Assuming that you are keeping a birthday party for a 4 year old very small and not overwhelmingly large and frantic, your ex and your girlfriend will be very close together. This is up to your ex to decide, and secondarily your girlfriend needs to weigh in on how she feels about it. If you are having a big huge party (and when you say "sharing costs" I wonder if it's at an expensive venue and there will be a ton of people), then you have to ask yourself if your son is already going to be overwhelmed by the activity and noise level. Is there a lot of work to be done and you want an extra pair of hands? Is your girlfriend the best person to do this?
Ask yourself what the purpose is? Do you want someone to talk to who is not your ex? Not a good reason. Will it be all your ex's family and you are afraid of being outnumbered so you want someone on "your team"? Understandable but not necessarily a good idea. Do you want your ex to see that you have someone in your life and she doesn't? Bad idea. Do you want your ex to get to know this girlfriend to see that she is a decent person and someone your ex can feel secure about her son being with? Better idea, but the birthday party may or may not be the best way to do this. Do you want your son surrounded by all kinds of people who love him? Good idea - but again, he's 4, so he's not going to really connect to who is there and who is not. How long have you been dating this girlfriend and how serious is it? Is her presence in your life likely to be threatening in any way to your ex? Is your ex-wife seeing someone who will be there? Then yes, your girlfriend should be included. That presumes that both of the new relationships are not brand new. Those are just some of the issues to be looked at.
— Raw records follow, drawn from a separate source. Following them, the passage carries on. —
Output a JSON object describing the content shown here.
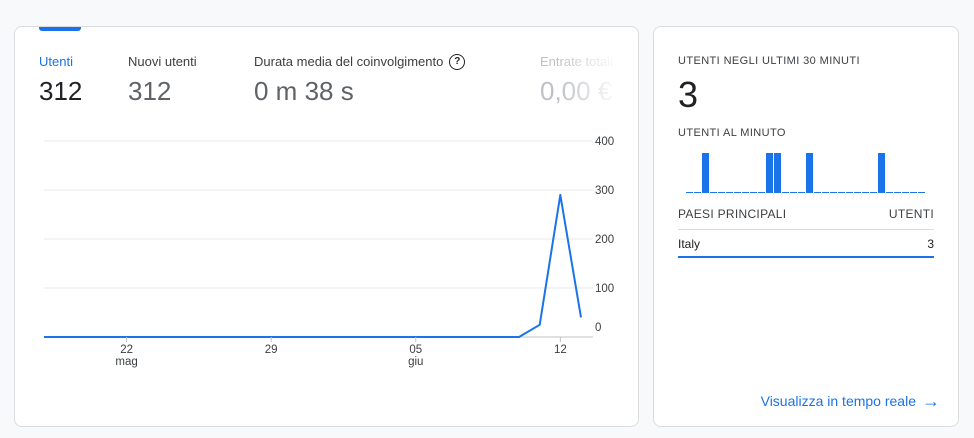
{
  "summary": {
    "metrics": [
      {
        "label": "Utenti",
        "value": "312"
      },
      {
        "label": "Nuovi utenti",
        "value": "312"
      },
      {
        "label": "Durata media del coinvolgimento",
        "value": "0 m 38 s"
      },
      {
        "label": "Entrate totali",
        "value": "0,00 €"
      }
    ],
    "help_glyph": "?"
  },
  "chart_data": {
    "type": "line",
    "series": [
      {
        "values": [
          0,
          0,
          0,
          0,
          0,
          0,
          0,
          0,
          0,
          0,
          0,
          0,
          0,
          0,
          0,
          0,
          0,
          0,
          0,
          0,
          0,
          0,
          0,
          0,
          25,
          290,
          40
        ]
      }
    ],
    "x_ticks": [
      {
        "index": 4,
        "day": "22",
        "month": "mag"
      },
      {
        "index": 11,
        "day": "29",
        "month": ""
      },
      {
        "index": 18,
        "day": "05",
        "month": "giu"
      },
      {
        "index": 25,
        "day": "12",
        "month": ""
      }
    ],
    "y_ticks": [
      0,
      100,
      200,
      300,
      400
    ],
    "ylim": [
      0,
      400
    ],
    "grid": true,
    "color": "#1a73e8"
  },
  "realtime": {
    "title": "UTENTI NEGLI ULTIMI 30 MINUTI",
    "value": "3",
    "per_minute_label": "UTENTI AL MINUTO",
    "per_minute": [
      0,
      0,
      1,
      0,
      0,
      0,
      0,
      0,
      0,
      0,
      1,
      1,
      0,
      0,
      0,
      1,
      0,
      0,
      0,
      0,
      0,
      0,
      0,
      0,
      1,
      0,
      0,
      0,
      0,
      0
    ],
    "countries_header": "PAESI PRINCIPALI",
    "users_header": "UTENTI",
    "countries": [
      {
        "name": "Italy",
        "users": "3"
      }
    ],
    "link_label": "Visualizza in tempo reale",
    "accent": "#1a73e8"
  }
}
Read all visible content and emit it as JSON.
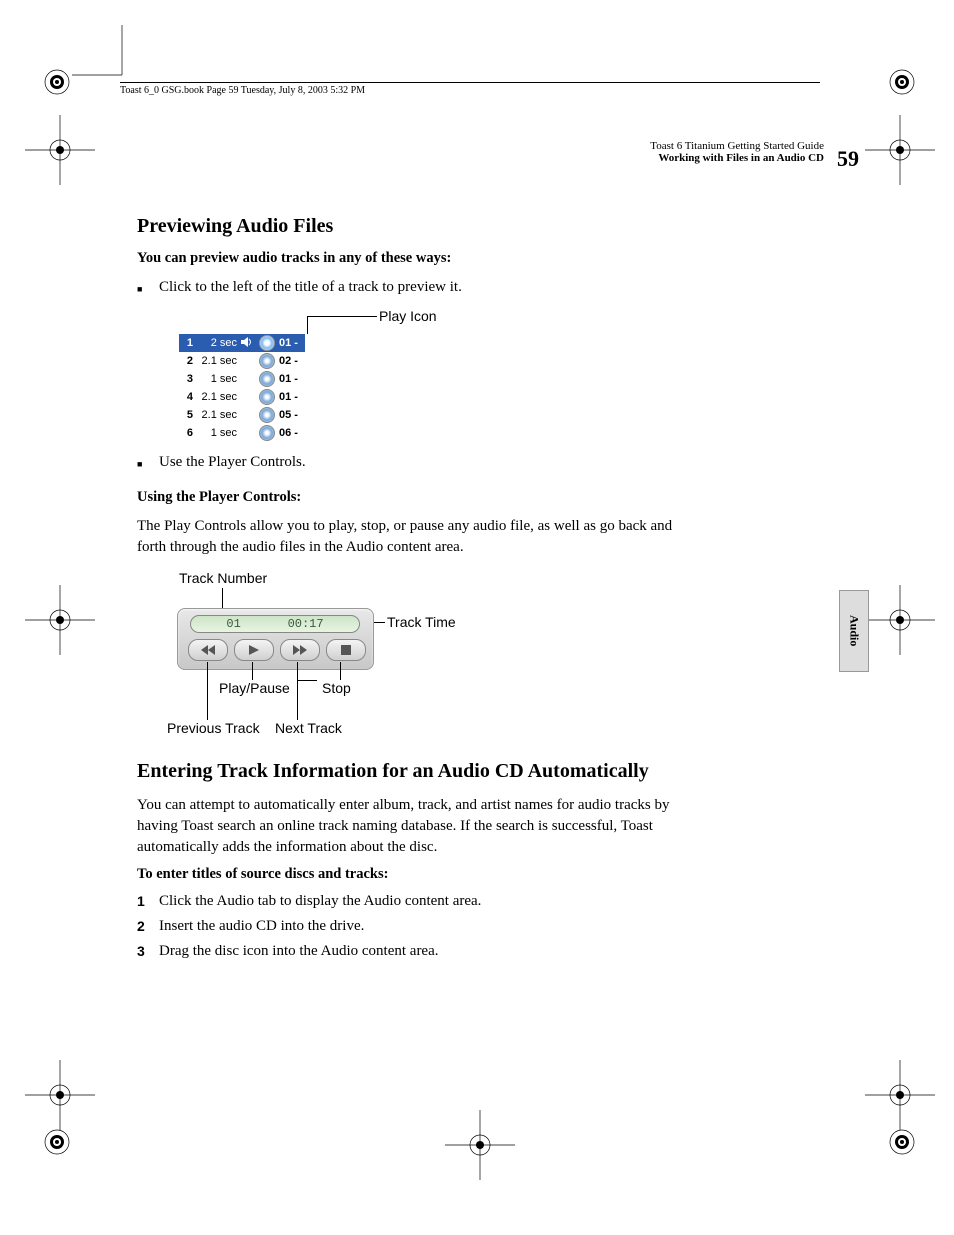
{
  "header_footer_line": "Toast 6_0 GSG.book  Page 59  Tuesday, July 8, 2003  5:32 PM",
  "running_head": {
    "line1": "Toast 6 Titanium Getting Started Guide",
    "line2": "Working with Files in an Audio CD"
  },
  "page_number": "59",
  "side_tab": "Audio",
  "h2a": "Previewing Audio Files",
  "lead1": "You can preview audio tracks in any of these ways:",
  "bullet1": "Click to the left of the title of a track to preview it.",
  "fig1": {
    "label": "Play Icon",
    "rows": [
      {
        "n": "1",
        "d": "2 sec",
        "t": "01 -",
        "sel": true,
        "spk": true
      },
      {
        "n": "2",
        "d": "2.1 sec",
        "t": "02 -"
      },
      {
        "n": "3",
        "d": "1 sec",
        "t": "01 -"
      },
      {
        "n": "4",
        "d": "2.1 sec",
        "t": "01 -"
      },
      {
        "n": "5",
        "d": "2.1 sec",
        "t": "05 -"
      },
      {
        "n": "6",
        "d": "1 sec",
        "t": "06 -"
      }
    ]
  },
  "bullet2": "Use the Player Controls.",
  "lead2": "Using the Player Controls:",
  "para1": "The Play Controls allow you to play, stop, or pause any audio file, as well as go back and forth through the audio files in the Audio content area.",
  "fig2": {
    "track_number_label": "Track Number",
    "track_time_label": "Track Time",
    "play_pause_label": "Play/Pause",
    "stop_label": "Stop",
    "prev_label": "Previous Track",
    "next_label": "Next Track",
    "lcd_track": "01",
    "lcd_time": "00:17"
  },
  "h2b": "Entering Track Information for an Audio CD Automatically",
  "para2": "You can attempt to automatically enter album, track, and artist names for audio tracks by having Toast search an online track naming database. If the search is successful, Toast automatically adds the information about the disc.",
  "lead3": "To enter titles of source discs and tracks:",
  "steps": [
    "Click the Audio tab to display the Audio content area.",
    "Insert the audio CD into the drive.",
    "Drag the disc icon into the Audio content area."
  ]
}
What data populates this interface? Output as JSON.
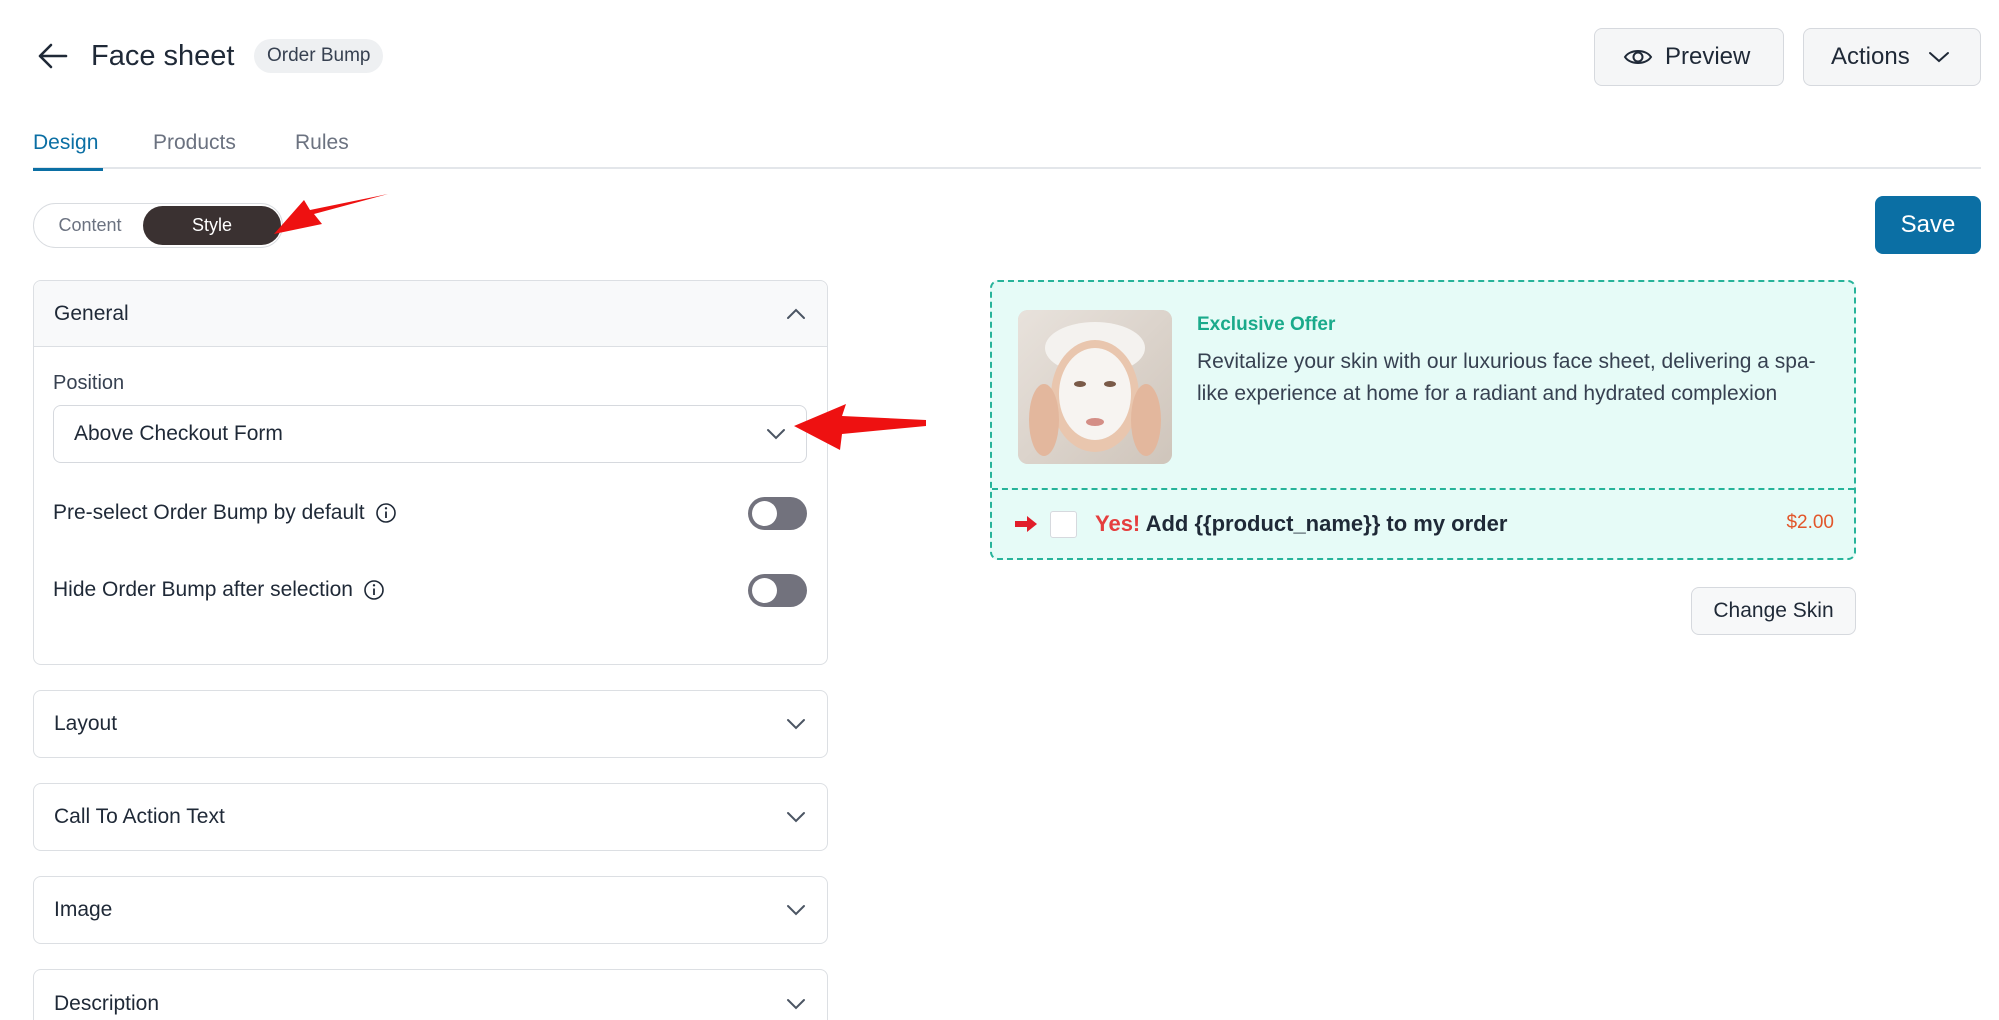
{
  "header": {
    "title": "Face sheet",
    "badge": "Order Bump",
    "preview_label": "Preview",
    "actions_label": "Actions"
  },
  "tabs": [
    {
      "label": "Design",
      "active": true
    },
    {
      "label": "Products",
      "active": false
    },
    {
      "label": "Rules",
      "active": false
    }
  ],
  "mode_toggle": {
    "content_label": "Content",
    "style_label": "Style",
    "selected": "Style"
  },
  "save_label": "Save",
  "panels": {
    "general": {
      "title": "General",
      "expanded": true,
      "position_label": "Position",
      "position_value": "Above Checkout Form",
      "preselect_label": "Pre-select Order Bump by default",
      "preselect_on": false,
      "hide_label": "Hide Order Bump after selection",
      "hide_on": false
    },
    "layout": {
      "title": "Layout"
    },
    "cta": {
      "title": "Call To Action Text"
    },
    "image": {
      "title": "Image"
    },
    "description": {
      "title": "Description"
    }
  },
  "preview": {
    "offer_title": "Exclusive Offer",
    "offer_description": "Revitalize your skin with our luxurious face sheet, delivering a spa-like experience at home for a radiant and hydrated complexion",
    "cta_yes": "Yes!",
    "cta_text": "Add {{product_name}} to my order",
    "price": "$2.00",
    "change_skin_label": "Change Skin"
  },
  "colors": {
    "accent": "#0b6fa4",
    "bump_border": "#27b39a",
    "bump_bg": "#e6fbf7",
    "offer_title": "#1aaa8b",
    "yes_red": "#e53e3e",
    "price": "#e2562a",
    "annotation_arrow": "#ee1111"
  }
}
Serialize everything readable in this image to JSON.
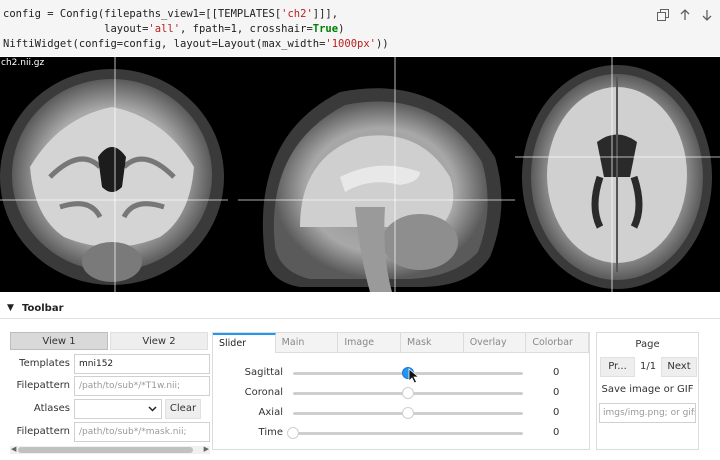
{
  "code": {
    "line1": {
      "pre": "config = Config(filepaths_view1=[[TEMPLATES[",
      "str": "'ch2'",
      "post": "]]],"
    },
    "line2": {
      "pre": "                layout=",
      "str": "'all'",
      "mid": ", fpath=1, crosshair=",
      "kw": "True",
      "post": ")"
    },
    "line3": {
      "pre": "NiftiWidget(config=config, layout=Layout(max_width=",
      "str": "'1000px'",
      "post": "))"
    }
  },
  "viewer": {
    "filename": "ch2.nii.gz"
  },
  "toolbar": {
    "title": "Toolbar"
  },
  "left_panel": {
    "tabs": [
      "View 1",
      "View 2"
    ],
    "templates_label": "Templates",
    "templates_value": "mni152",
    "filepattern_label": "Filepattern",
    "filepattern_placeholder": "/path/to/sub*/*T1w.nii;",
    "atlases_label": "Atlases",
    "clear_label": "Clear",
    "filepattern2_label": "Filepattern",
    "filepattern2_placeholder": "/path/to/sub*/*mask.nii;"
  },
  "mid_panel": {
    "tabs": [
      "Slider",
      "Main",
      "Image",
      "Mask",
      "Overlay",
      "Colorbar"
    ],
    "sliders": [
      {
        "label": "Sagittal",
        "value": "0",
        "level": 0.5,
        "active": true
      },
      {
        "label": "Coronal",
        "value": "0",
        "level": 0.5,
        "active": false
      },
      {
        "label": "Axial",
        "value": "0",
        "level": 0.5,
        "active": false
      },
      {
        "label": "Time",
        "value": "0",
        "level": 0.0,
        "active": false
      }
    ]
  },
  "right_panel": {
    "page_label": "Page",
    "prev_label": "Pr...",
    "page_count": "1/1",
    "next_label": "Next",
    "save_label": "Save image or GIF",
    "save_placeholder": "imgs/img.png; or gifs"
  },
  "colors": {
    "accent": "#2196f3",
    "tab_active_bg": "#d9d9d9",
    "viewer_bg": "#000000"
  }
}
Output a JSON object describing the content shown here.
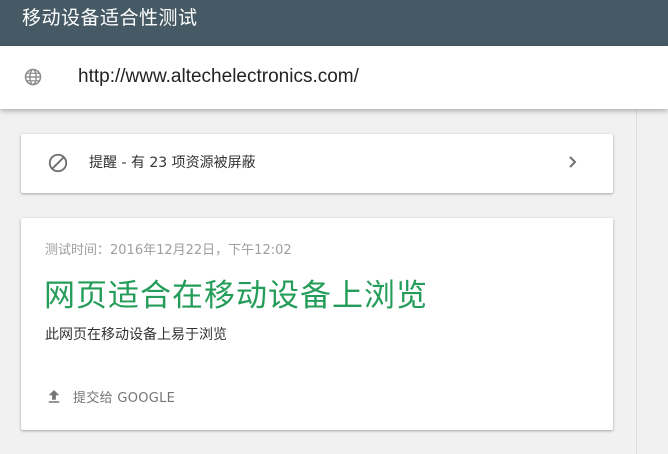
{
  "header": {
    "title": "移动设备适合性测试"
  },
  "url_bar": {
    "icon": "globe-icon",
    "url": "http://www.altechelectronics.com/"
  },
  "alert": {
    "icon": "block-icon",
    "label": "提醒 - 有 23 项资源被屏蔽",
    "chevron_icon": "chevron-right-icon"
  },
  "result": {
    "test_time": "测试时间：2016年12月22日，下午12:02",
    "verdict": "网页适合在移动设备上浏览",
    "verdict_color": "#249d5a",
    "subtitle": "此网页在移动设备上易于浏览",
    "submit_icon": "upload-icon",
    "submit_label": "提交给 GOOGLE"
  },
  "colors": {
    "header_bg": "#465a65",
    "page_bg": "#f1f1f1"
  }
}
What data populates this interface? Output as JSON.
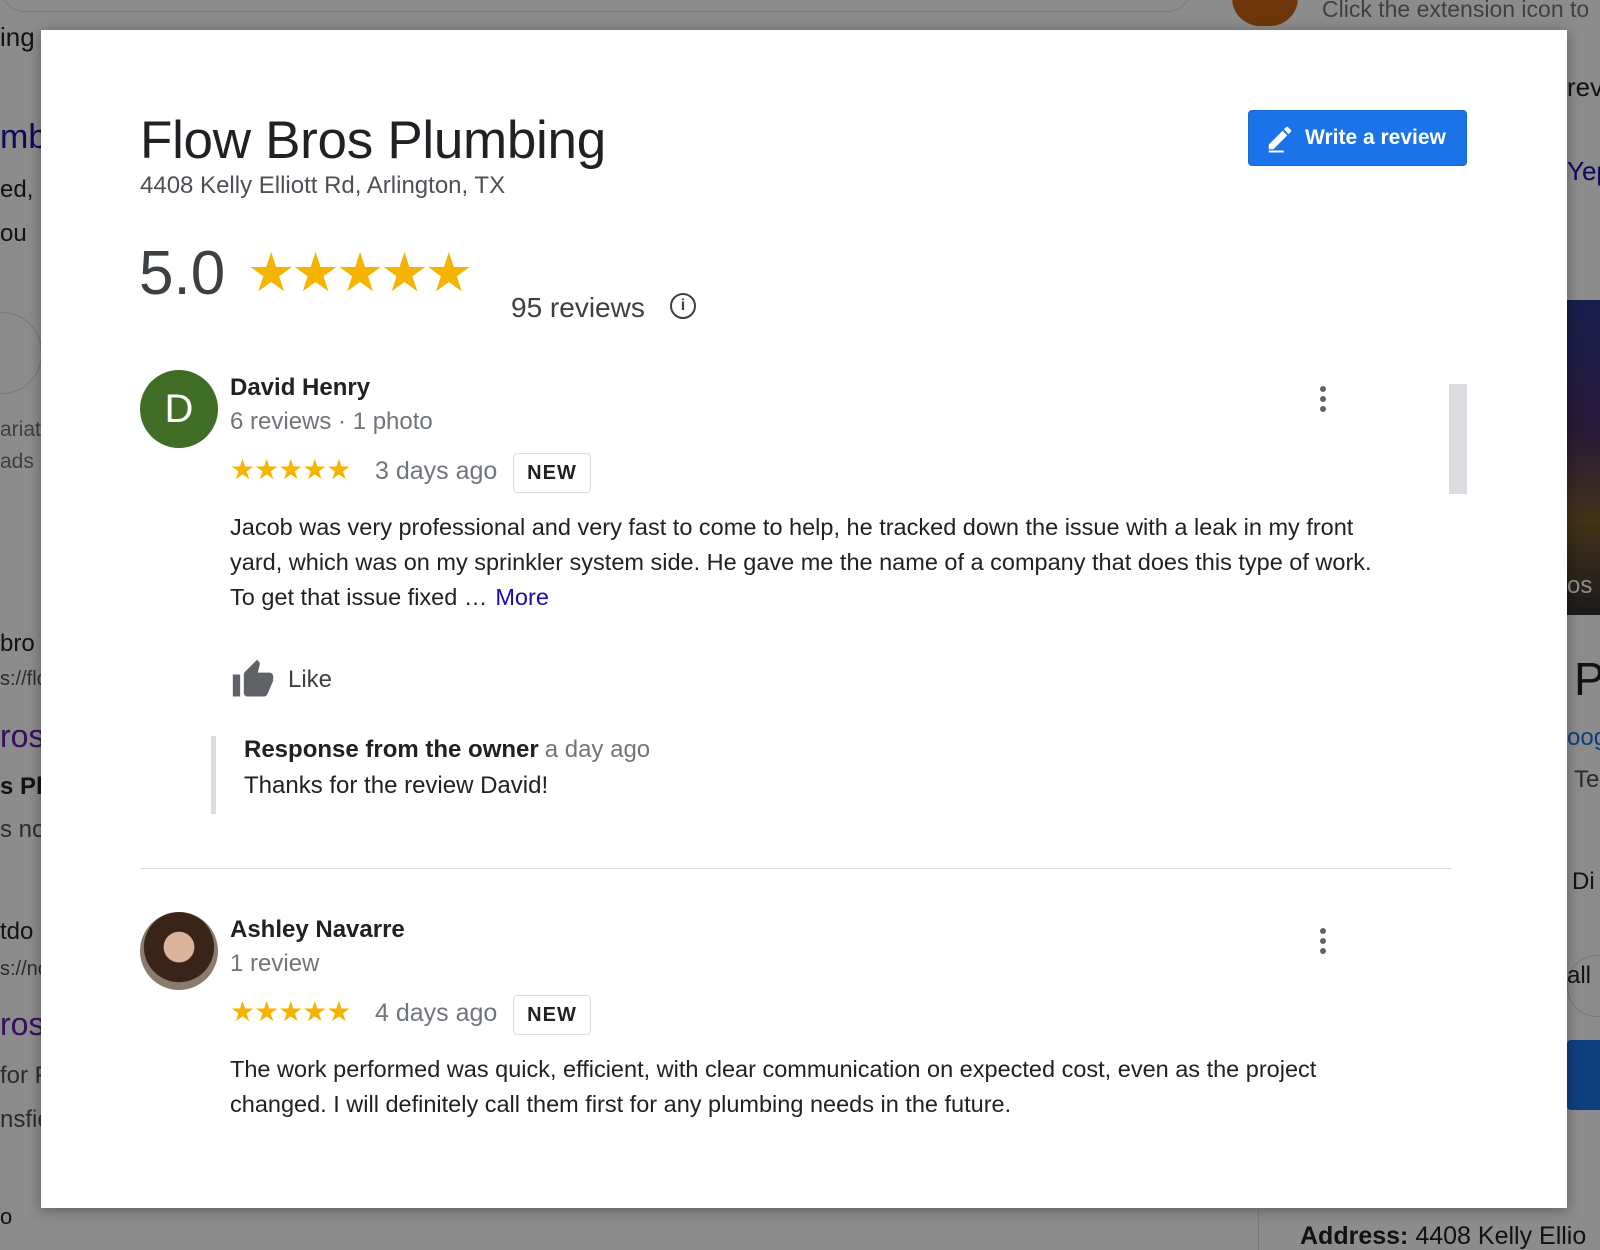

I'm a second wife so I've been there. It's not easy for her to go into a situation with the ex and her group of people. It's also not up to your girlfriend to be upset about being excluded if she's been in your life for less than a year. Sometimes divorced parents are going to do things without the girlfriend/boyfriend or second spouse. Parent-teacher conferences, doctor visits come to mind. At some point, however, the new relationship becomes part of the extended family and I think there has to be some movement to start including her. But so much depends on how long you've been together, how acrimonious your divorce was, and what the relationship is now between you and your ex. If it were up to my husband's ex, I would never had gone to anything at all, ever, for at least 15 years - and that's not good for anyone either.
I do think it's good that you raised the question though instead of just taking your girlfriend along.